Using inappropriate metrics
Exact match doesn't work for open-ended questions. Semantic similarity doesn't distinguish between different correct answers. Match metrics to your use case.
Insufficient test data
Running metrics on 10 examples doesn't reveal patterns. You need hundreds to thousands of diverse test cases to reliably measure quality.
Not versioning scorers
Scorer changes affect metric values. Track scorer versions alongside prompt versions to ensure apples-to-apples comparisons.
Get started with LLM metrics
Braintrust provides complete infrastructure for implementing and tracking evaluation metrics:
- Autoevals library with 25+ pre-built scorers
- Custom scorer creation through UI or SDK
- Playground for testing metrics interactively
- CI/CD integration for metric tracking on every PR
- Online scoring for production monitoring
Get started with Braintrust for free with 1 million trace spans included, no credit card required.
Frequently asked questions
What's the difference between metrics and scorers?
In practice, the terms are used interchangeably. Technically, a metric is what you're measuring (factuality, relevance) while a scorer is the implementation that measures it.

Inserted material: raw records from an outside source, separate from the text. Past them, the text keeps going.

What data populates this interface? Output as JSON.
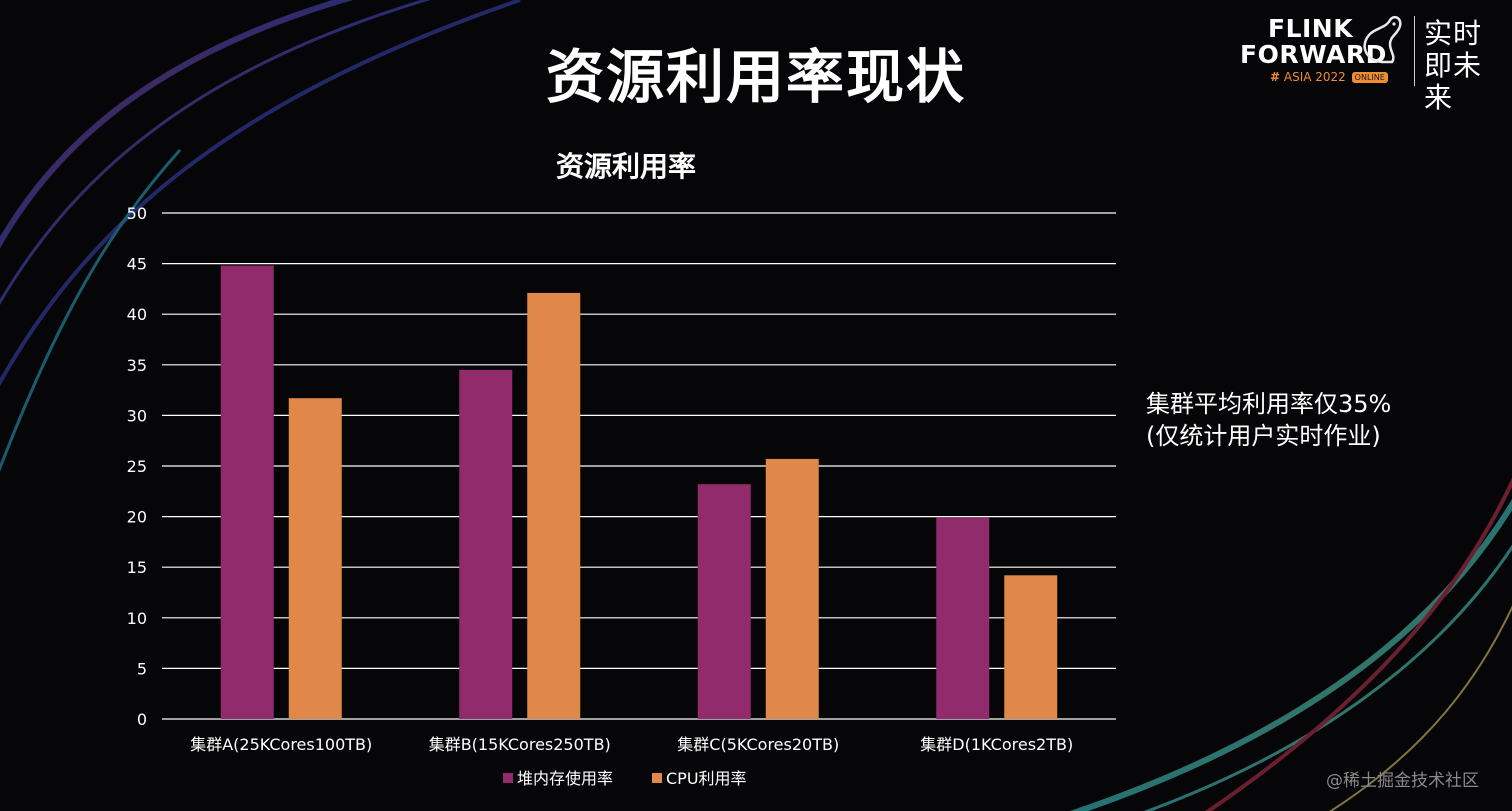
{
  "slide": {
    "title": "资源利用率现状",
    "note_line1": "集群平均利用率仅35%",
    "note_line2": "(仅统计用户实时作业)",
    "watermark": "@稀土掘金技术社区"
  },
  "logo": {
    "line1": "FLINK",
    "line2": "FORWARD",
    "hash": "#",
    "event": "ASIA 2022",
    "badge": "ONLINE",
    "slogan": "实时即未来"
  },
  "colors": {
    "series1": "#922b6b",
    "series2": "#e0874a",
    "grid": "#ffffff",
    "text": "#ffffff",
    "accent": "#f08c32"
  },
  "chart_data": {
    "type": "bar",
    "title": "资源利用率",
    "categories": [
      "集群A(25KCores100TB)",
      "集群B(15KCores250TB)",
      "集群C(5KCores20TB)",
      "集群D(1KCores2TB)"
    ],
    "series": [
      {
        "name": "堆内存使用率",
        "values": [
          44.8,
          34.5,
          23.2,
          19.9
        ]
      },
      {
        "name": "CPU利用率",
        "values": [
          31.7,
          42.1,
          25.7,
          14.2
        ]
      }
    ],
    "ylim": [
      0,
      50
    ],
    "yticks": [
      0,
      5,
      10,
      15,
      20,
      25,
      30,
      35,
      40,
      45,
      50
    ],
    "grid": true,
    "legend_position": "bottom",
    "xlabel": "",
    "ylabel": ""
  }
}
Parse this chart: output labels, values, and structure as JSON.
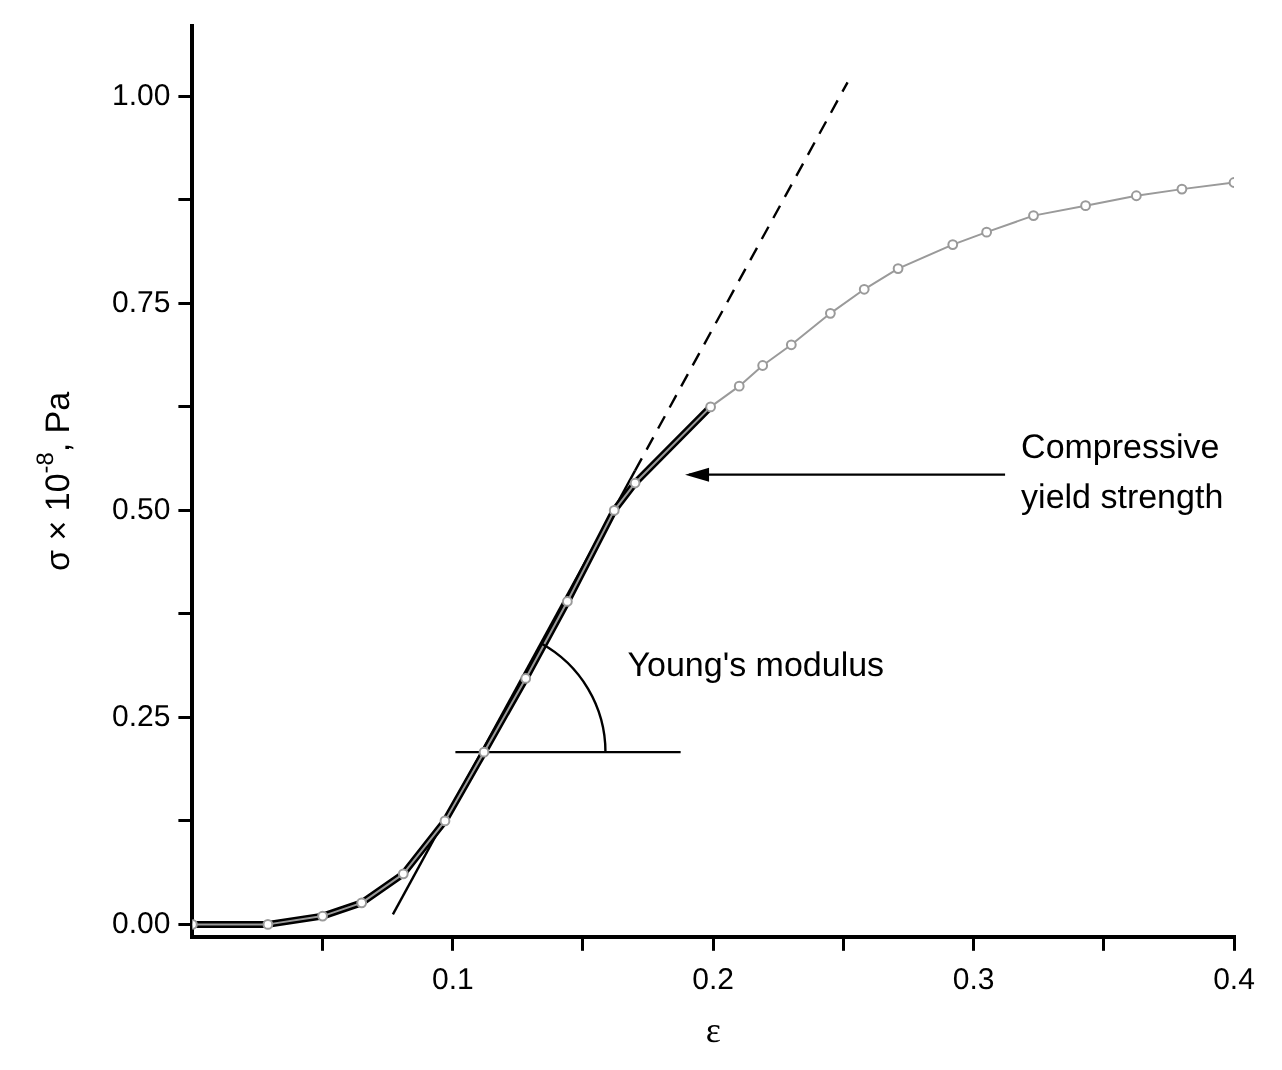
{
  "chart_data": {
    "type": "line",
    "xlabel": "ε",
    "ylabel": "σ × 10$^{-8}$, Pa",
    "xlim": [
      0,
      0.4
    ],
    "ylim": [
      -0.015,
      1.085
    ],
    "xticks": [
      {
        "value": 0.05,
        "label": null
      },
      0.1,
      {
        "value": 0.15,
        "label": null
      },
      0.2,
      {
        "value": 0.25,
        "label": null
      },
      0.3,
      {
        "value": 0.35,
        "label": null
      },
      0.4
    ],
    "yticks": [
      {
        "value": 0,
        "label": "0.00"
      },
      {
        "value": 0.125,
        "label": null
      },
      {
        "value": 0.25,
        "label": "0.25"
      },
      {
        "value": 0.375,
        "label": null
      },
      {
        "value": 0.5,
        "label": "0.50"
      },
      {
        "value": 0.625,
        "label": null
      },
      {
        "value": 0.75,
        "label": "0.75"
      },
      {
        "value": 0.875,
        "label": null
      },
      {
        "value": 1,
        "label": "1.00"
      }
    ],
    "grid": false,
    "legend": false,
    "series": [
      {
        "marker": "circle",
        "color": "#9a9a9a",
        "x": [
          0,
          0.029,
          0.05,
          0.065,
          0.081,
          0.097,
          0.112,
          0.128,
          0.144,
          0.162,
          0.17,
          0.199,
          0.21,
          0.219,
          0.23,
          0.245,
          0.258,
          0.271,
          0.292,
          0.305,
          0.323,
          0.343,
          0.3625,
          0.38,
          0.4
        ],
        "values": [
          0,
          0,
          0.01,
          0.026,
          0.061,
          0.125,
          0.208,
          0.297,
          0.39,
          0.5,
          0.533,
          0.625,
          0.65,
          0.675,
          0.7,
          0.738,
          0.767,
          0.792,
          0.821,
          0.836,
          0.856,
          0.868,
          0.88,
          0.888,
          0.896
        ]
      },
      {
        "marker": "none",
        "color": "#000000",
        "x": [
          0,
          0.029,
          0.05,
          0.065,
          0.081,
          0.097,
          0.112,
          0.128,
          0.144,
          0.162,
          0.17,
          0.199
        ],
        "values": [
          0,
          0,
          0.01,
          0.026,
          0.061,
          0.125,
          0.208,
          0.297,
          0.39,
          0.5,
          0.533,
          0.625
        ]
      },
      {
        "marker": "none",
        "line_style": "solid",
        "color": "#000000",
        "x": [
          0.077,
          0.17
        ],
        "values": [
          0.012,
          0.548
        ]
      },
      {
        "marker": "none",
        "line_style": "dashed",
        "color": "#000000",
        "x": [
          0.17,
          0.2516
        ],
        "values": [
          0.548,
          1.017
        ]
      },
      {
        "marker": "none",
        "line_style": "solid",
        "color": "#000000",
        "x": [
          0.101,
          0.1875
        ],
        "values": [
          0.208,
          0.208
        ]
      }
    ],
    "annotations": [
      "Young's modulus",
      "Compressive yield strength"
    ]
  }
}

In Braintrust, scorers are functions that return scores for specific metrics.
Should I use code-based or LLM-based scorers?
Use code-based scorers whenever possible because they're faster, cheaper, and deterministic. Use LLM-based scorers for subjective criteria that code can't capture: tone, creativity, nuanced accuracy. Many applications benefit from both types.
How many evaluation metrics should I track?
Start with 2-3 metrics covering your most critical quality dimensions. Add more as needed, but avoid tracking metrics you won't act on. More metrics mean more complexity in interpretation and higher evaluation costs.
Can I use the same metrics for development and production?
Yes, but sampling strategies differ. In development, run all metrics on your full test suite during evaluation. In production, configure online scoring rules with appropriate sampling rates (1-10% for high-volume applications, higher for low volume). Set up multiple rules with different sampling rates to prioritize inexpensive metrics at higher rates and expensive LLM-based metrics at lower rates.
How do I know if my custom scorer is reliable?
Validate against human judgments. Have humans score 100-200 examples. Compare human scores to your scorer's outputs. Calculate correlation. If alignment is poor, refine the scorer prompt or logic. Iterate until scores match human judgment reasonably well.